Солнцев, отвесив низкий поклон, вышел из шатра, вернувшись к себе. Глубокий сон мгновенно одолел его.
Чуть забрезжило утро, как в шведском лагере началось движение. Шведы высыпали из палаток, протрубил рог, суда, стоявшие на Неве, двинулись к берегу, на их палубах тоже началась суета. А русский стан ещё спал мирным сном. Наконец сторожа заметила это движение и подняла тревогу. Быстро выбежали дружинники из своих палаток и построились в боевой порядок. Князь пытливо оглядел дружину и выехал вперёд.
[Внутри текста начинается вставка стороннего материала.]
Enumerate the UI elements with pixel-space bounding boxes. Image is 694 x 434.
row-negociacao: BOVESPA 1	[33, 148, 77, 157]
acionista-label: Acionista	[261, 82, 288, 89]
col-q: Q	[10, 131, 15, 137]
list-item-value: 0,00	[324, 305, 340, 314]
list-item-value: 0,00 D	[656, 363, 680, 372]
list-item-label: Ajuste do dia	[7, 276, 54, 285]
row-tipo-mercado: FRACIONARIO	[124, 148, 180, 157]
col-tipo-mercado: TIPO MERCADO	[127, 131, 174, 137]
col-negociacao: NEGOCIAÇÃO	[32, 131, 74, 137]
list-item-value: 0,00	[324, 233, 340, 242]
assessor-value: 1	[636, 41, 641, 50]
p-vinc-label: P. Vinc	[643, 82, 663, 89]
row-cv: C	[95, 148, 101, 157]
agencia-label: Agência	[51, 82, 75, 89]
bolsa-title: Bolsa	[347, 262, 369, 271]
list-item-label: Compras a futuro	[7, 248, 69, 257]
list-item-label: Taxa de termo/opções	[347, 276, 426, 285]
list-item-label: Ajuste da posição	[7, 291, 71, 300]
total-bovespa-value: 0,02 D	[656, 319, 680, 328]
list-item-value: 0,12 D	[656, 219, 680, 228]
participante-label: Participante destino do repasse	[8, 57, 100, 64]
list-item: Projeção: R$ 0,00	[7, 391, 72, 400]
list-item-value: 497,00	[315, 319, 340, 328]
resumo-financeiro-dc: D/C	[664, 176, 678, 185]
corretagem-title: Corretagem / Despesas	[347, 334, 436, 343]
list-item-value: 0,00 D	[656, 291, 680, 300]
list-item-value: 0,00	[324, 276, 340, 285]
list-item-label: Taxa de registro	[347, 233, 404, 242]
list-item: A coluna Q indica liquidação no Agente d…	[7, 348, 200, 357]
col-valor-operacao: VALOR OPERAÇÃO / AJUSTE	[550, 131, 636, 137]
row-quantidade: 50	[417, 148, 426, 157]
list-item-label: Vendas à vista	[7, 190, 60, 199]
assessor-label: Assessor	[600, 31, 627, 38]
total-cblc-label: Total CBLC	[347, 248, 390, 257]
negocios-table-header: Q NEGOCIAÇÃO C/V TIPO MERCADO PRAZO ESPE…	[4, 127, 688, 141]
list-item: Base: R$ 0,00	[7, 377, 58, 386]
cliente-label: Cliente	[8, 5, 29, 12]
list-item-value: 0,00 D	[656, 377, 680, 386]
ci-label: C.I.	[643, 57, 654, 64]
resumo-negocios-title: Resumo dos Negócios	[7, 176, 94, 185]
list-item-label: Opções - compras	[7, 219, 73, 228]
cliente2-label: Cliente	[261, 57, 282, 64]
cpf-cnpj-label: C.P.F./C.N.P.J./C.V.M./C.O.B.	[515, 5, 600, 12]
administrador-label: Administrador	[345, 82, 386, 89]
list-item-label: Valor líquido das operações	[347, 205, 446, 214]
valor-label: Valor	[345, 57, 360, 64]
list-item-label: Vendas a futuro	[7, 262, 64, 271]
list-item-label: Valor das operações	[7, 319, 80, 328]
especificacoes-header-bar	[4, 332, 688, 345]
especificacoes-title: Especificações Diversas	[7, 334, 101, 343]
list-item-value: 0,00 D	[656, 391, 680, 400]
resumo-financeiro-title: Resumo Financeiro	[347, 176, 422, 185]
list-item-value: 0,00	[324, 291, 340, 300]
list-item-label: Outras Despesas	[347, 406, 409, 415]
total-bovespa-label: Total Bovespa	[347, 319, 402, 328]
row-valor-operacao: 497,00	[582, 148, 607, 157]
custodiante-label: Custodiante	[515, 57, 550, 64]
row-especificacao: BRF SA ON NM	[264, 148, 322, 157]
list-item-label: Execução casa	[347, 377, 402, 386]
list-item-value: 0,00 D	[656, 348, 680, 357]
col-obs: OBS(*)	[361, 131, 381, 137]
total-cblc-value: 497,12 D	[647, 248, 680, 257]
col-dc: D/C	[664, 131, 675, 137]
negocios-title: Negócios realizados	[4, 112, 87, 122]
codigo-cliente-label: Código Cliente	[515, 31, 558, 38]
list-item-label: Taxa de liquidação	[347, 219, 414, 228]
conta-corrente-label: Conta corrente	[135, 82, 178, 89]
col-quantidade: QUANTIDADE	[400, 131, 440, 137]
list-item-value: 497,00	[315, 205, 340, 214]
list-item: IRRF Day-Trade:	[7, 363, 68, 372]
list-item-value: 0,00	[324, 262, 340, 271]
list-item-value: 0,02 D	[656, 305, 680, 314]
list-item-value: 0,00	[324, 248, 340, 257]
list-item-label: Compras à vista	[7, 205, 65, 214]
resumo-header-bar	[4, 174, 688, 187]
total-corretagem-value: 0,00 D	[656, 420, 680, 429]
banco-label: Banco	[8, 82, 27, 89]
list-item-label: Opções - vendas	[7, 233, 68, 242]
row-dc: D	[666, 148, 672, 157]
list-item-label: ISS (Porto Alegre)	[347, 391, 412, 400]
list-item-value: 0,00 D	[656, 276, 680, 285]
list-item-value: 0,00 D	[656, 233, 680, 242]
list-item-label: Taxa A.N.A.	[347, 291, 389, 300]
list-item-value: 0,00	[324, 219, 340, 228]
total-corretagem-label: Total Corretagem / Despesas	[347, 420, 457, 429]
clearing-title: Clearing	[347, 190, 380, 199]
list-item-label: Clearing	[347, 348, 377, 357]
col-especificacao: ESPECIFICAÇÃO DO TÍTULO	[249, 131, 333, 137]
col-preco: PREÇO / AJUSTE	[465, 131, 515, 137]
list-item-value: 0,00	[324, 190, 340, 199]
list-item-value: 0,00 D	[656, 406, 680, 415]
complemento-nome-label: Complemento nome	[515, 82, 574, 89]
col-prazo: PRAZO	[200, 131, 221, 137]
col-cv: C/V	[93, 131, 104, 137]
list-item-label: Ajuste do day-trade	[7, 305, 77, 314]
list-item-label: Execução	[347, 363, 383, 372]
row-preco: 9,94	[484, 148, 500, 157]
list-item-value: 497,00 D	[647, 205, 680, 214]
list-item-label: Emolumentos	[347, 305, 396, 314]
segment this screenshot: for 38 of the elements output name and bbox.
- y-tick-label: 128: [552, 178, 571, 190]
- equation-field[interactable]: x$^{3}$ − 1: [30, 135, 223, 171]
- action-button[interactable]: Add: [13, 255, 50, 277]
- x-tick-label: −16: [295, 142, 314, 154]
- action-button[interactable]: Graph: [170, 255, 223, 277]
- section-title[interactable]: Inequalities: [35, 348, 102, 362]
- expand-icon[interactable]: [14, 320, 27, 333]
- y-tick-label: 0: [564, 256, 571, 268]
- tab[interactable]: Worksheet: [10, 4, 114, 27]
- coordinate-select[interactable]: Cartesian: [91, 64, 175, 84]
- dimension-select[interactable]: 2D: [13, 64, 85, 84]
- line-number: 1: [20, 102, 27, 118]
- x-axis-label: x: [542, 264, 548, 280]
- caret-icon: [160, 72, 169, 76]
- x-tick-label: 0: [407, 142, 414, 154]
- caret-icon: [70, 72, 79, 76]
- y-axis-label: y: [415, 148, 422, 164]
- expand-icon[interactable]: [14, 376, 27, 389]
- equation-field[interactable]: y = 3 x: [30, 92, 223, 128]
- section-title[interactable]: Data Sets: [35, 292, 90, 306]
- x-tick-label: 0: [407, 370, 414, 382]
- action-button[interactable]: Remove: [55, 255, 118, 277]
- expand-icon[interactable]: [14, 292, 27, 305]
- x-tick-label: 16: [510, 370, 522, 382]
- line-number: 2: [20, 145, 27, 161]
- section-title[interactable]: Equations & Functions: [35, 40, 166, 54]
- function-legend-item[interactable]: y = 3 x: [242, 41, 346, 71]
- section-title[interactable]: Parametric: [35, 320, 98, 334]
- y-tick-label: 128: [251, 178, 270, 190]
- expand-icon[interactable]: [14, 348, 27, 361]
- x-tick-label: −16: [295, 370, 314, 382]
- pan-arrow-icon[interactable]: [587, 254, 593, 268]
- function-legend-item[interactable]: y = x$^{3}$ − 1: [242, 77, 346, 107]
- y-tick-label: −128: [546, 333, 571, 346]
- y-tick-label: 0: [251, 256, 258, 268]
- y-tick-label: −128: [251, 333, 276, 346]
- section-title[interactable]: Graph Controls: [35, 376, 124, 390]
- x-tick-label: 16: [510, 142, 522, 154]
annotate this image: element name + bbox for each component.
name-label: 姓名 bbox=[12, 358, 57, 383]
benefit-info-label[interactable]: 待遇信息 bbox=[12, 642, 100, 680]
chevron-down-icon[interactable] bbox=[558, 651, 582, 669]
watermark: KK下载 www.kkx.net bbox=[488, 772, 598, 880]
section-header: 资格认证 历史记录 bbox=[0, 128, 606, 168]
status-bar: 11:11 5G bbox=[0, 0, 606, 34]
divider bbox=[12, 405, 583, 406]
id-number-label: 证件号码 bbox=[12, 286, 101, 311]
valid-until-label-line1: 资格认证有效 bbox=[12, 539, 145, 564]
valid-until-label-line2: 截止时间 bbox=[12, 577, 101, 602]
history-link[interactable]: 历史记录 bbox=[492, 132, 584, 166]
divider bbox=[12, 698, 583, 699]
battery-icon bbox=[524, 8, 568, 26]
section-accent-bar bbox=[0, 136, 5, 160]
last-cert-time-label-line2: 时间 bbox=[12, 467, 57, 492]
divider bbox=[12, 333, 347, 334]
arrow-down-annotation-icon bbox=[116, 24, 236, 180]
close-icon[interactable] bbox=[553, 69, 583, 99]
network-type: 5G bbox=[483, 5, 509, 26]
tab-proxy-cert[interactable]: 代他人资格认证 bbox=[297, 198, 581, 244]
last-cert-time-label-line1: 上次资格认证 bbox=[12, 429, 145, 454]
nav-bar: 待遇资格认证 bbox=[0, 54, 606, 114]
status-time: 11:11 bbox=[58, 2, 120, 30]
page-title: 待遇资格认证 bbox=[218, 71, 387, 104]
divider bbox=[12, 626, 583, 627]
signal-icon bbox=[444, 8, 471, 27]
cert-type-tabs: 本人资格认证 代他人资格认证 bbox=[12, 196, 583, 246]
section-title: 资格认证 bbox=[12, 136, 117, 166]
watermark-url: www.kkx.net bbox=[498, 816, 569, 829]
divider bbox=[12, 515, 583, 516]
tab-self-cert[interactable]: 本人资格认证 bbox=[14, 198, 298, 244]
— Постоим, — начал он, обращаясь к дружине, — постоит за родную землю, за Великий Новгород и Святую Софию! Не мы начинаем брань, а вороги. На начинающего Бог! Он и поможет нам побить ворога, воротиться со славой; кому придётся голову сложить, тот получит венец мученический. С нами Бог! Вперёд, други! — И первый ринулся на вражескую рать.
Не дремали и шведы, они грозно наступали на русских. В молчании сходились вражеские рати; вдруг небо потемнело, целые тучи стрел посыпались на русских с двух сторон, от шведской рати и с судов, стоявших на Неве. Со стороны русских не было пущено ни одной стрелы. В мрачном, тяжёлом молчании подвигались они вперёд.
— Боярин, — обратился князь к Симскому, — возьми охотников да займись вон теми, — указал он на шведские суда.
Симский молча отделился. Шведы с тревогой глядели на это разделение русской рати. Но Бюргер оживился, он крикнул своей рати, чтобы они бросились в бой, желая смять половинную княжескую дружину.
Дрогнула поляна, когда грудь с грудью сошлись вражеские рати. Зазвенели о брони и латы копья, громом пронеслись воинственные крики, и всё смешалось в одну массу, в одну груду. Копья были брошены, ни к чему они в рукопашном бою, засверкали на солнышке секиры, раздваивая черепа.
Как ангел смерти носился в этой массе Александр Ярославович, меч его блистал как молния, сокрушая вражеские головы. Солнцев врезался в шведские ряды, быстро ходила его секира, наседали на него вороги. А на Неве усердно работает Симский, побивая врагов, шведов остаётся немного. Видя поражение, они сдаются в плен.
Князь между тем в крови, с ярко блещущими глазами зорко наблюдает за ходом битвы; вдруг он вздрогнул. На него несётся сам Бюргер. Красив шведский витязь в своих блестящих доспехах. Огнём горят глаза его, огнём боевым, кровь опьянила его. Несётся он прямо на князя, чуя, что с его гибелью, с его смертью неизбежна и гибель Великого Новгорода.